Now you might be asking: “That’s a great development and very eco-minded, but why would I want to know my car’s actual emissions when the official figure is likely to be so much better and therefore result in lower CO2-related taxes?” Good point, turkeys don’t vote for Christmas if they can understand the ballot paper.
But in this ever more emissions-obsessed world a fleet that could demonstrate its real-world CO2 output – then pledge to cut it through driver improvement incentives and/or offset those emissions your firm can’t avoid – could give it a major advantage in the corporate social responsibility stakes when pitching to eco-conscious clients or writing its annual sustainability report. Your fleet would soon be polluting less and saving proper money in fuel, too, as you could monitor the fuel economy and emissions so much more accurately – while still paying tax on the official figures.
Driver training
“Now you might be asking: “Why would I want to know my car’s actual emissions when the official figure is likely to be so much better and therefore result in lower CO2-related taxes?” Good point, turkeys don’t vote for Christmas if they can understand the ballot paper.” |
Guy Bird |
As this technology works through existing telematics systems you can also use it to show up the explicit emissions effect of erratic and hard-driving employees. The ones shown to be unnecessarily deepening the company’s carbon footprint (and worsening fuel economy in the process) would be sent on driver training or fined, with the ones lowering it incentivised. Of course, cars have had similar end-game fuel economy devices on them in many forms for years – from ‘econometers’ on mid-1980s VW Passats that encouraged greener driving by indicating the load your right foot was putting on the engine, to the energy regeneration diagram screen on the Toyota Prius, or the horizontal graphic equaliser-style devices on the driver’s computer display of modern Hondas fluctuating from 0-60mpg and back as the pressure of your right foot varies.
But most punters still really don’t get the link between CO2 and fuel economy, so an onboard display that gave the driver an instantaneous emissions reading of what their foot was doing to the environment could be a key tool in influencing as well as recording driver behaviour, and bang home – just like real-world fuel economy calculations – that buying theoretically clean cars only makes you a potentially greener business.

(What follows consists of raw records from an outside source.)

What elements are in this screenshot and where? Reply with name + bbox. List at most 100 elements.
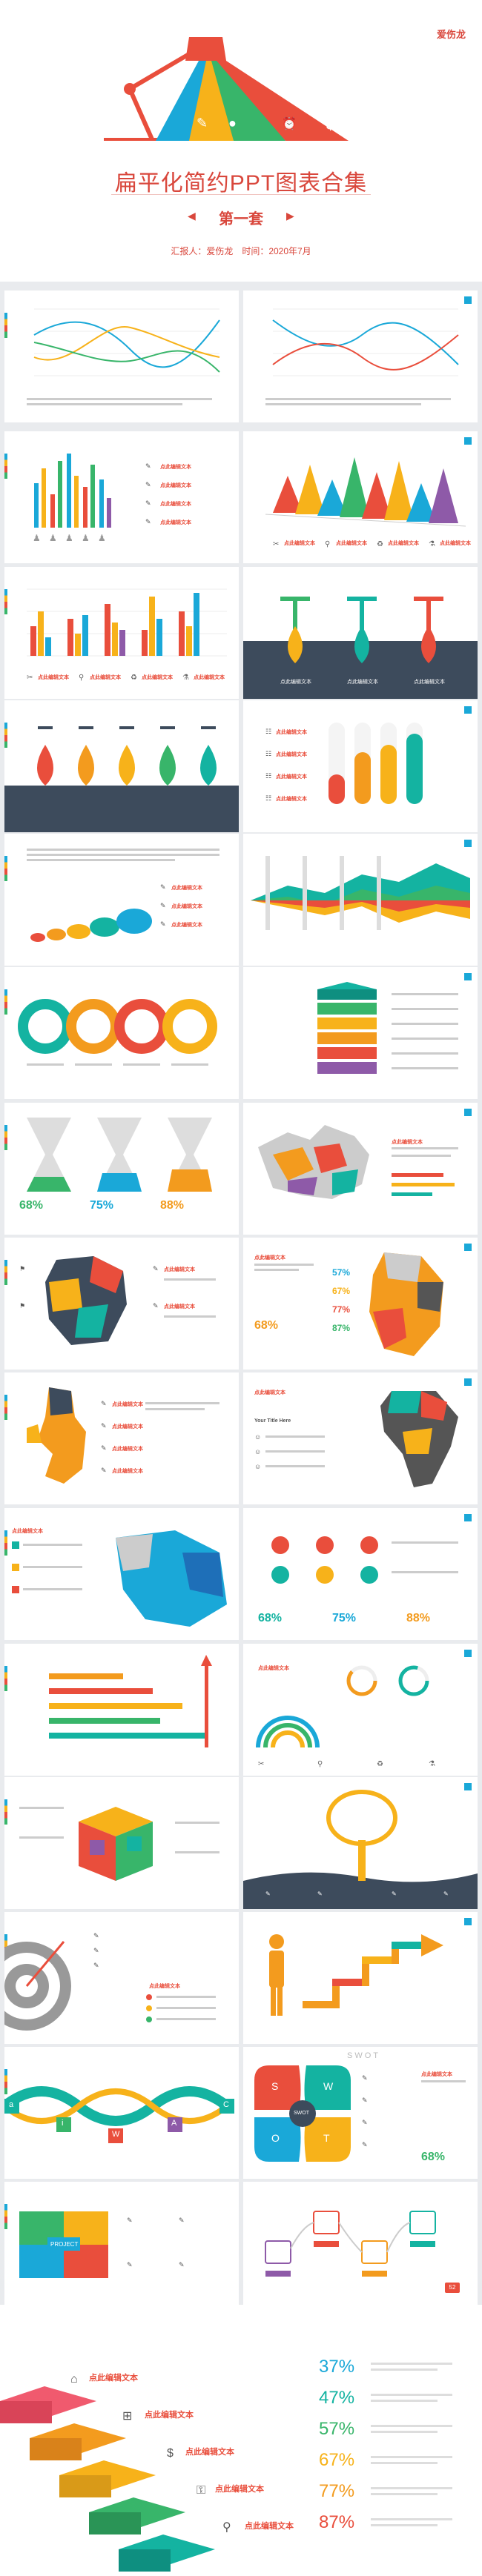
heading-label: 点此编辑文本 bbox=[254, 1255, 285, 1261]
slide-cylinders: ☷ ☷ ☷ ☷ 点此编辑文本 点此编辑文本 点此编辑文本 点此编辑文本 bbox=[243, 700, 478, 832]
svg-text:✂: ✂ bbox=[27, 674, 33, 682]
heading-label: 点此编辑文本 bbox=[90, 675, 121, 680]
circle-percent: 68% bbox=[258, 1612, 283, 1624]
slide-tag bbox=[4, 1260, 7, 1285]
slide-france-map: ⚑ ⚑ ✎ ✎ 点此编辑文本 点此编辑文本 bbox=[4, 1238, 239, 1370]
svg-text:♟: ♟ bbox=[33, 533, 41, 543]
germany-percent: 57% bbox=[332, 1267, 351, 1278]
svg-text:✎: ✎ bbox=[153, 1302, 159, 1309]
svg-text:✎: ✎ bbox=[101, 1400, 107, 1407]
heading-label: 点此编辑文本 bbox=[160, 520, 191, 525]
svg-text:✎: ✎ bbox=[145, 481, 151, 488]
heading-label: 点此编辑文本 bbox=[258, 1666, 289, 1671]
heading-label: 点此编辑文本 bbox=[194, 675, 225, 680]
slide-corner bbox=[464, 296, 472, 304]
step-label: 点此编辑文本 bbox=[185, 2448, 234, 2457]
slide-tag bbox=[4, 989, 7, 1015]
heading-label: 点此编辑文本 bbox=[284, 541, 315, 546]
heading-label: 点此编辑文本 bbox=[440, 541, 471, 546]
horizontal-bars-graphic bbox=[49, 1655, 212, 1747]
heading-label: 点此编辑文本 bbox=[38, 675, 69, 680]
heading-label: 点此编辑文本 bbox=[112, 1402, 143, 1407]
step-label: 点此编辑文本 bbox=[145, 2411, 194, 2420]
cover-subtitle: 第一套 bbox=[219, 211, 263, 228]
wave-letter: W bbox=[112, 2130, 120, 2139]
slide-puzzle-cube bbox=[4, 1777, 239, 1909]
heading-label: 点此编辑文本 bbox=[142, 675, 173, 680]
slide-corner bbox=[464, 973, 472, 980]
slide-germany-map: 点此编辑文本 57% 67% 77% 87% 68% bbox=[243, 1238, 478, 1370]
svg-text:♻: ♻ bbox=[377, 540, 383, 548]
germany-percent: 67% bbox=[332, 1286, 351, 1296]
line-chart-graphic bbox=[27, 308, 220, 405]
staircase-graphic: ⌂ ⊞ $ ⚿ ⚲ bbox=[0, 2373, 231, 2572]
slide-tag bbox=[4, 2204, 7, 2229]
swot-letter: S bbox=[271, 2080, 279, 2092]
heading-label: 点此编辑文本 bbox=[160, 483, 191, 488]
heading-label: 点此编辑文本 bbox=[276, 797, 307, 802]
swot-center-label: SWOT bbox=[294, 2111, 309, 2116]
svg-text:♟: ♟ bbox=[98, 533, 106, 543]
svg-text:☷: ☷ bbox=[265, 750, 271, 757]
percent-text-lines bbox=[371, 2363, 452, 2526]
wave-letter: A bbox=[171, 2119, 177, 2128]
svg-text:✎: ✎ bbox=[101, 1467, 107, 1474]
heading-label: 点此编辑文本 bbox=[388, 541, 419, 546]
swot-title: SWOT bbox=[347, 2051, 380, 2060]
heading-label: 点此编辑文本 bbox=[171, 904, 202, 909]
svg-text:✎: ✎ bbox=[127, 2217, 133, 2224]
svg-text:●: ● bbox=[228, 116, 237, 130]
slide-tag bbox=[4, 1530, 7, 1556]
svg-text:♟: ♟ bbox=[49, 533, 57, 543]
heading-label: 点此编辑文本 bbox=[276, 774, 307, 780]
svg-text:✎: ✎ bbox=[362, 2119, 368, 2126]
cone-chart-graphic: ✂ ⚲ ♻ ⚗ bbox=[265, 457, 466, 548]
svg-text:♟: ♟ bbox=[82, 533, 90, 543]
circle-percent-graphic bbox=[271, 1536, 458, 1584]
svg-text:☺: ☺ bbox=[254, 1433, 261, 1441]
svg-text:✎: ✎ bbox=[127, 2261, 133, 2268]
heading-label: 点此编辑文本 bbox=[414, 680, 445, 685]
svg-text:✎: ✎ bbox=[197, 116, 208, 130]
grouped-bars-graphic: ✂ ⚲ ♻ ⚗ bbox=[27, 588, 227, 682]
europe-map-graphic bbox=[12, 1530, 227, 1627]
svg-text:✎: ✎ bbox=[101, 1444, 107, 1452]
swot-percent: 68% bbox=[421, 2151, 446, 2163]
prev-arrow-icon: ◀ bbox=[188, 210, 196, 222]
slide-corner bbox=[464, 1244, 472, 1251]
heading-label: 点此编辑文本 bbox=[347, 680, 378, 685]
slide-swot: ✎ ✎ ✎ ✎ SWOT SWOT S W O T 点此编辑文本 68% bbox=[243, 2047, 478, 2179]
slide-uk-map: ✎ ✎ ✎ ✎ 点此编辑文本 点此编辑文本 点此编辑文本 点此编辑文本 bbox=[4, 1372, 239, 1504]
svg-text:✎: ✎ bbox=[179, 2261, 185, 2268]
slide-drop-icons bbox=[4, 700, 239, 832]
ring-charts-graphic: ✂ ⚲ ♻ ⚗ bbox=[256, 1665, 435, 1768]
person-arrows-graphic bbox=[269, 1934, 443, 2016]
hourglass-percent: 88% bbox=[160, 1199, 185, 1212]
slide-staircase: ⌂ ⊞ $ ⚿ ⚲ 点此编辑文本 点此编辑文本 点此编辑文本 点此编辑文本 点此编辑文本… bbox=[0, 2305, 482, 2576]
heading-label: 点此编辑文本 bbox=[112, 1424, 143, 1430]
slide-line-chart-1 bbox=[4, 291, 239, 422]
slide-target: ✎ ✎ ✎ 点此编辑文本 bbox=[4, 1912, 239, 2044]
step-label: 点此编辑文本 bbox=[89, 2374, 138, 2383]
process-flow-graphic bbox=[265, 2211, 436, 2277]
svg-text:♻: ♻ bbox=[377, 1760, 383, 1768]
slide-corner bbox=[464, 840, 472, 847]
pumpjack-graphic bbox=[243, 597, 478, 699]
uk-map-graphic: ✎ ✎ ✎ ✎ bbox=[27, 1387, 219, 1484]
swot-letter: O bbox=[271, 2132, 280, 2144]
slide-hourglass: 68% 75% 88% bbox=[4, 1103, 239, 1235]
slide-tag bbox=[4, 1125, 7, 1150]
svg-text:☺: ☺ bbox=[254, 1448, 261, 1455]
svg-text:⚑: ⚑ bbox=[19, 1265, 25, 1272]
step-percent: 67% bbox=[319, 2450, 355, 2470]
svg-text:✎: ✎ bbox=[145, 499, 151, 507]
slide-tag bbox=[4, 1799, 7, 1825]
step-percent: 77% bbox=[319, 2481, 355, 2501]
target-graphic: ✎ ✎ ✎ bbox=[4, 1932, 216, 2031]
svg-text:$: $ bbox=[167, 2447, 174, 2460]
slide-corner bbox=[464, 706, 472, 714]
slide-circle-percent: 68% 75% 88% bbox=[243, 1508, 478, 1640]
hourglass-percent: 75% bbox=[90, 1199, 114, 1212]
slide-corner bbox=[464, 1514, 472, 1521]
heading-label: 点此编辑文本 bbox=[336, 541, 367, 546]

Drivers have to back up the technology with their deeds.
The screen on the prototype Eco-Log Ford Focus 1.6 TDCi shows exactly this, using a large Samsung computer tablet strapped to the dash, so it’s highly do-able today.
Of course, making something so potentially righteous into something exciting and marketable is a tough call but it’s already on the minds of car designers. One of Citroen’s top designers, Mark Lloyd, recently outlined one such way to do this by replacing the excitement of pure performance measured by the rev counter with a different excitement through eco performance. In the future, integrated in-cab screens and dials could tell the driver how ‘cleanly’ they are driving in terms of CO2, nitrogen oxide, particulates and mpg alongside interior and exterior lighting effects that could show you, your passengers and other drivers around you, too, how you’re doing. Imagine the vans coming home to the depot after a hard day’s delivery: the ones glowing green would reveal their eco drivers immediately, but any emanating a blue or red light say, would tell the world of their bad emissions day.
It might seem a little far-fetched or soppy for now, but with increasing legislation for actual CO2 cuts it could be a clever marketing tool to improve driving style and win kudos and clients. After all, who really looks at, or needs a rev counter anymore?